Mekanisme Kerja: Menghambat kerja enzim DPP-IV sehingga GLP-1 (Glucosa Like
Peptide-1) tetap dalam konsentrasi yang tinggi dalam bentuk aktif. Aktivitas GLP-1
untuk meningkatkan sekresi insulin dan menekan sekresi glukagon bergantung pada
kadar glukosa darah.

Nama obat : Sitagliptin


Komposisi : -
Dosis / posology : Dosis Harian : 25-100 mg/hari (diberikan 1xsehari)
Insufisiensi ginjal derajat sedang (bersihan kreatinin > 30- <50
mL/menit) : diberikan 50mg sekali sehari
Insufisiensi ginjal derajat berat (bersihan kreatinin <30mL/menit)
: 25mg diberikan sekali sehari
Kontraindikasi : Hipersensitivitas, ketoasidosis diabetic, DM tipe 1
Efek samping ( khas ) : Infeksi saluran napas atas, sakit kepala, nasofaringitis, reaksi
hipersensitivitas, peningkatan enzim hepatik, pankreatitis akut,
konstipasi, muntah, perburukan fungsi ginjal
Interaksi obat : Penggunaan bersamaan dengan digoksin dapat menyebabkan
peningkatan kadar digoksin dalam darah, monitor efek digoksin,
pada penggunaan bersamaan dengan insulin dilaporkan
hipoglikemi berat.
Kategori wanita hamil : B
Bentuk Sediaan : tablet
1. Terapi Non Farmakologi berikut dengan penanganan gejala

Pasien DM membutuhkan terapi nutrisi medis.
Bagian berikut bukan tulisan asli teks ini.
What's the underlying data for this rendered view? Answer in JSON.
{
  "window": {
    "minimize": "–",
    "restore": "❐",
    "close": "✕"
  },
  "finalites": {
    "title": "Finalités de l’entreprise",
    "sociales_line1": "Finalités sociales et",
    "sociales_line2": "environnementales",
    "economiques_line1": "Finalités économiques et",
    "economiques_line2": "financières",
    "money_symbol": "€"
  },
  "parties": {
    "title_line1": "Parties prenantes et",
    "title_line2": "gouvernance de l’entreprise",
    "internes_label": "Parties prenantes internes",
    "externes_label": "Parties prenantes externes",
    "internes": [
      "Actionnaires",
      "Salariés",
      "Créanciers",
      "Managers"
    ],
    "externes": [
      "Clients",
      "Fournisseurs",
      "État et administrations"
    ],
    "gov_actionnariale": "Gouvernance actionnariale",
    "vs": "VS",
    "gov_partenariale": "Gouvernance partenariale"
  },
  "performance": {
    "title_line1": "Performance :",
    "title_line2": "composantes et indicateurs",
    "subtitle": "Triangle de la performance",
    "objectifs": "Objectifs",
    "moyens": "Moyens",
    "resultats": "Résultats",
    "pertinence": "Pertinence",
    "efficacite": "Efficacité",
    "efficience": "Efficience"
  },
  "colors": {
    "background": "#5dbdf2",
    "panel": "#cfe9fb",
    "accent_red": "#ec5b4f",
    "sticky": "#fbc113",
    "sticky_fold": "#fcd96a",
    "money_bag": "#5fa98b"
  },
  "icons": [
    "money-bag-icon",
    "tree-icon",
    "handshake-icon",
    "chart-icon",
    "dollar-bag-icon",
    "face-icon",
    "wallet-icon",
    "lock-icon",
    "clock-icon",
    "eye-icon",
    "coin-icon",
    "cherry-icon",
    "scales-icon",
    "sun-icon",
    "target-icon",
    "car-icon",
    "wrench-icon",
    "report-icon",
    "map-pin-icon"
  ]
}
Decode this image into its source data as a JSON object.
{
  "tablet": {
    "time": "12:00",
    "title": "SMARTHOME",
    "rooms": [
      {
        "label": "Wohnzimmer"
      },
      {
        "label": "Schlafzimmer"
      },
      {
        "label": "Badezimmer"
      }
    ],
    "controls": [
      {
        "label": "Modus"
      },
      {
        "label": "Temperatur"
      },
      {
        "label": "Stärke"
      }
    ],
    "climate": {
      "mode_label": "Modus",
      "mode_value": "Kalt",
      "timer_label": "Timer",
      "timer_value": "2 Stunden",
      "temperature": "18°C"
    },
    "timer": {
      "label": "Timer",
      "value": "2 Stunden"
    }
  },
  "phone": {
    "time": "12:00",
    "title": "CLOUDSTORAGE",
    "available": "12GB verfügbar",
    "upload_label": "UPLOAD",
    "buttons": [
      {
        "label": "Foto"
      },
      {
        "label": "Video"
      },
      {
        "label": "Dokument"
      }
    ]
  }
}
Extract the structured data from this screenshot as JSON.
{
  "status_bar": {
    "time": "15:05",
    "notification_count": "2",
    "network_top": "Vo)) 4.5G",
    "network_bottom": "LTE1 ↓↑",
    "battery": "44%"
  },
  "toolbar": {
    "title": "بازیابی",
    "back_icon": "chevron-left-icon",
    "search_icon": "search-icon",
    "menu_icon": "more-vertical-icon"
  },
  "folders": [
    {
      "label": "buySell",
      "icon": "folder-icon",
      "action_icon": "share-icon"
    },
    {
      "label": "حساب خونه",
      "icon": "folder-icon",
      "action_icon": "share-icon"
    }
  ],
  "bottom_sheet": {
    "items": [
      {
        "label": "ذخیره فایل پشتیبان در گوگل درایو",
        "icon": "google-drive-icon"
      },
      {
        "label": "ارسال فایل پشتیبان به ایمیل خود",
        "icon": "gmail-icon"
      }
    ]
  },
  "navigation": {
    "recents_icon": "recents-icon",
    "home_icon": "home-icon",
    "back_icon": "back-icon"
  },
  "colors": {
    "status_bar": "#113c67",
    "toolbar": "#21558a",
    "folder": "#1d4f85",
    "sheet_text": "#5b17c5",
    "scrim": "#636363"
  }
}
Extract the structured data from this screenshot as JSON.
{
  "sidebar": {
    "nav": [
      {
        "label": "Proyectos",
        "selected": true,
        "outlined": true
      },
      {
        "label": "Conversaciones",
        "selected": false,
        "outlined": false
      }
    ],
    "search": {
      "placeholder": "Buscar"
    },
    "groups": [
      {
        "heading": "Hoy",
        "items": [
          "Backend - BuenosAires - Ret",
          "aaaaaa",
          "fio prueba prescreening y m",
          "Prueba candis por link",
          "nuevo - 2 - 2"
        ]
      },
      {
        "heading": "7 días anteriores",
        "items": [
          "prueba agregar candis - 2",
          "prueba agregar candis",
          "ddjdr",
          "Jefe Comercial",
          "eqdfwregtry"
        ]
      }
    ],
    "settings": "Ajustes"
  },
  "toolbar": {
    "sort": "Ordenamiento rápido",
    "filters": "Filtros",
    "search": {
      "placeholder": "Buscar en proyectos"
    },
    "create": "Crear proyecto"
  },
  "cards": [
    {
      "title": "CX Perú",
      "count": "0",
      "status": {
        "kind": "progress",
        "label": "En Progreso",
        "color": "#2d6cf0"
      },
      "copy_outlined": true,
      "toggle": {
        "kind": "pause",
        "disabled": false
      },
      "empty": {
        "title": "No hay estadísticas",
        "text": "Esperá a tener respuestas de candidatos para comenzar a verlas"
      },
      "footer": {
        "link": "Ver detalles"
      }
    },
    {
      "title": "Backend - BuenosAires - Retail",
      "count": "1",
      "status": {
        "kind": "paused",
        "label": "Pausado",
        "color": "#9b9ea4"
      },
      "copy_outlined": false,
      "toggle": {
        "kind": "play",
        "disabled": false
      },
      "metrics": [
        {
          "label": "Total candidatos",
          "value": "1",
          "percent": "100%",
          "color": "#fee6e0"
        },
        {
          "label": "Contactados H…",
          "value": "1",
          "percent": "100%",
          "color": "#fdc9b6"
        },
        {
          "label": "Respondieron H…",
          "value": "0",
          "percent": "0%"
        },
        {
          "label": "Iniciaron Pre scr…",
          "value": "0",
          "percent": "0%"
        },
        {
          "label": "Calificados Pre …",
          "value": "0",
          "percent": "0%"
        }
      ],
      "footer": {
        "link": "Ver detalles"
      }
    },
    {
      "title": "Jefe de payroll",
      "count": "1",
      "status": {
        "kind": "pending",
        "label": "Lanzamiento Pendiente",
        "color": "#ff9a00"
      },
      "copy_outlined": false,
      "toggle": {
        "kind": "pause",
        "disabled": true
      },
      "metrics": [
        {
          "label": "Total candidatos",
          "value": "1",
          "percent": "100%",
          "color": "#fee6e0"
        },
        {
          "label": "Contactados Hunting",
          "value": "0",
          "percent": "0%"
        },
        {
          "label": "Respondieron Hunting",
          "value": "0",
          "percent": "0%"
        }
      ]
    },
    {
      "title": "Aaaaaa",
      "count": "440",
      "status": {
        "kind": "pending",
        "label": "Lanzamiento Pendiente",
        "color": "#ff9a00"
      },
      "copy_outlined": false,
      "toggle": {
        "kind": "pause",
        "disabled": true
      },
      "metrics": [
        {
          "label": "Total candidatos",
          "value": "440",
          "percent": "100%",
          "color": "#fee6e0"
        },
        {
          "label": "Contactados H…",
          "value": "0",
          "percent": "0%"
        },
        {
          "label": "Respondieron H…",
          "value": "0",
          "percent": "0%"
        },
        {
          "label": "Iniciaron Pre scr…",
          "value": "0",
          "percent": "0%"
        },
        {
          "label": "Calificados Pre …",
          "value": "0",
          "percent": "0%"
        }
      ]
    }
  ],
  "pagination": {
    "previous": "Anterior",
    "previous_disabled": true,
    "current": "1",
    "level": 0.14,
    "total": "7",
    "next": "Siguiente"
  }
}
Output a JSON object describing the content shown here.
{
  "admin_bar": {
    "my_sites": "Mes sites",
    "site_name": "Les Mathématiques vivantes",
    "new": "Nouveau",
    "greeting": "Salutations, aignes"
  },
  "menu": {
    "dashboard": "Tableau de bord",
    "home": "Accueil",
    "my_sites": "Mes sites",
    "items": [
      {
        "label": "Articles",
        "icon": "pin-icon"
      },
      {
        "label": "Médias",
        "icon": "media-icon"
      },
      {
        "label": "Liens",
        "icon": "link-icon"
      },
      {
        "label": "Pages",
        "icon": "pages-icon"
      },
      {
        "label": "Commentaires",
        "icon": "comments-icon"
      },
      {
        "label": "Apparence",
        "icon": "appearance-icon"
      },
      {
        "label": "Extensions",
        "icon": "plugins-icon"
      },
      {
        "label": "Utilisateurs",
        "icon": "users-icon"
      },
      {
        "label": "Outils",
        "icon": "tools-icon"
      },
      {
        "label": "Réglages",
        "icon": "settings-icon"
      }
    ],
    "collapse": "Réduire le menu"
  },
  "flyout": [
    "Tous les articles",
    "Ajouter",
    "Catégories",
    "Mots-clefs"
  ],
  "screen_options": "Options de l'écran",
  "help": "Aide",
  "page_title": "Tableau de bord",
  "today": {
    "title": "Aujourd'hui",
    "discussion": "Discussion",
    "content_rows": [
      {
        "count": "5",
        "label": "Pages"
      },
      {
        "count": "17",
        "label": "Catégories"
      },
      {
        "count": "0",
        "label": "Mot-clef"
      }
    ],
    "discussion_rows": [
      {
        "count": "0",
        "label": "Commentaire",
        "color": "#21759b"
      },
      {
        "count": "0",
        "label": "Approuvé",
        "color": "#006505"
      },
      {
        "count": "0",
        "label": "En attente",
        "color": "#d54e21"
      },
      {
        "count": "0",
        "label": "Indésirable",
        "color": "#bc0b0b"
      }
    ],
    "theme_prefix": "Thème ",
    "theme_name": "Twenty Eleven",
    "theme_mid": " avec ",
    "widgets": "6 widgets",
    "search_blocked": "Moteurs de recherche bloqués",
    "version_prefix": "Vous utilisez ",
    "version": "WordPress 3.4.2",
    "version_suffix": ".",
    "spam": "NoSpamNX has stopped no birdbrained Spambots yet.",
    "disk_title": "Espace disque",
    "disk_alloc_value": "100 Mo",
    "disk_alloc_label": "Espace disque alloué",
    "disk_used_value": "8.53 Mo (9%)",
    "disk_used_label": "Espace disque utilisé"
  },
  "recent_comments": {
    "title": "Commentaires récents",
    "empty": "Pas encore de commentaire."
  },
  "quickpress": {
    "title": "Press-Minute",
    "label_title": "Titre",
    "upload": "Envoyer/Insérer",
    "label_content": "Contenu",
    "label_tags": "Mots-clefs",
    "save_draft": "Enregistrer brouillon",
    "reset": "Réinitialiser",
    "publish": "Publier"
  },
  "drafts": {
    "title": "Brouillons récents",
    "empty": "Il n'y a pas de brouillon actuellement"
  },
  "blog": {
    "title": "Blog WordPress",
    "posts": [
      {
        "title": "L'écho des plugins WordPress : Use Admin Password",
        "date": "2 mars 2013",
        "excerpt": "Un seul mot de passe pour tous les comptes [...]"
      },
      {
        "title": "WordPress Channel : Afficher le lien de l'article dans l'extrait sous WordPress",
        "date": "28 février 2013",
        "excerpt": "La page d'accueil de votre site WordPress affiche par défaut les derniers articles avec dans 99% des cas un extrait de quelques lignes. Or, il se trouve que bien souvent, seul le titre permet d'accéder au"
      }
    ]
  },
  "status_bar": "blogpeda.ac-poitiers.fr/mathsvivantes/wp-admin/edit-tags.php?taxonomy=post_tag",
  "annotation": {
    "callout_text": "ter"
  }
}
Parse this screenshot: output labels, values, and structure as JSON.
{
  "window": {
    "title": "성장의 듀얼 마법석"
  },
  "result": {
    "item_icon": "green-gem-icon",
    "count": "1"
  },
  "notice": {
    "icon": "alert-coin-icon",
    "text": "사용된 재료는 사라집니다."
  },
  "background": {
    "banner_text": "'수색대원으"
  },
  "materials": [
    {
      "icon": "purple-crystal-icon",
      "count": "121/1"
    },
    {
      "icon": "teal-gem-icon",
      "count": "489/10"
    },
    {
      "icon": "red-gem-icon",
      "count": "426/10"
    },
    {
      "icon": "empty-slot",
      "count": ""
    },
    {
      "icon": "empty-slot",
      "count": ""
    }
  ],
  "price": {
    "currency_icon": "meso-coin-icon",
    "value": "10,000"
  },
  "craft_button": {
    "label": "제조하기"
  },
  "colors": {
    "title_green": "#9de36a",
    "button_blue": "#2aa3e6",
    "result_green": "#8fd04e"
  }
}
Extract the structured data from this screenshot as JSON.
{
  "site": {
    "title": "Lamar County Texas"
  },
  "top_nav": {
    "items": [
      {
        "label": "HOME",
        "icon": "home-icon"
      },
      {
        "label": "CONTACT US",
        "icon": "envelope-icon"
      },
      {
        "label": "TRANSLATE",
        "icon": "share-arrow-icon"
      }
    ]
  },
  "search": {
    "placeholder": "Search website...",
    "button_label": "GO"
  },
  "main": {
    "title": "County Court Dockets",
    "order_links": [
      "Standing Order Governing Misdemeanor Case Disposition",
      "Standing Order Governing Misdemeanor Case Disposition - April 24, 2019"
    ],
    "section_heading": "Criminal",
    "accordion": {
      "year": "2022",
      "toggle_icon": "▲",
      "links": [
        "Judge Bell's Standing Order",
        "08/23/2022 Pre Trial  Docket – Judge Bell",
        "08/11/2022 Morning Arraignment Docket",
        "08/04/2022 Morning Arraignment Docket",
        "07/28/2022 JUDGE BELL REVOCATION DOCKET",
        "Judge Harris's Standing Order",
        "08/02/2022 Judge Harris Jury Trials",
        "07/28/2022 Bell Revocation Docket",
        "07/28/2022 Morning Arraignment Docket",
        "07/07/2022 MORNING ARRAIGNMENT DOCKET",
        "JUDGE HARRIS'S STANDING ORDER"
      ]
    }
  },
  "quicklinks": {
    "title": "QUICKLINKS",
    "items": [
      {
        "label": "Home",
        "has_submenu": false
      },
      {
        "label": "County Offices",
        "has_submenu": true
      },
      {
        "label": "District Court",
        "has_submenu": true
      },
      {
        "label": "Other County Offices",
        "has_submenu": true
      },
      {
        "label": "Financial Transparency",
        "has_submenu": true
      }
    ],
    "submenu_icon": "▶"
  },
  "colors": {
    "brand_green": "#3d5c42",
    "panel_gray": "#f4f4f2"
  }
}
Pada DM tipe 2, umumnya memerlukan


pembatasan kebutuhan kalori untuk meningkatkan penurunan berat badan. Karena
umumnya pasien DM tipe 2 disertai obesitas atau kelebihan berat badan, makanan
ringan/ cemilan antara makan dan tidur tidak dibutuhkan jika pengaturan farmakologi
sudah mencukupi. Rekomendasi ADA bahwa sekitar 45-65% dari konsumsi kalori harian
seharusnya dari karbohidrat.

Aktivitas Fisik

 Aerobik meningkatkan resistensi insulin dan control glikemik, mereduksi faktor resiko
kardiovaskuler, menurunkan berat badan dan memeliharanya, perbaikan kea rah yang
lebih baik. Pasien usia > 35 tahun membutuhkan evaluasi kardiovaskular, contoh EKG.
 Tujuan aktivitas fisik sedikitnya 150 menit / minggu olahraga intensitas sedang (denyut
jantung maksimal 50-70%)
 Sebagai tambahan, latihan daya tahan pada pasien tanpa kontraindikasi retinal,
disarankan 30 menit 3 kali seminggu.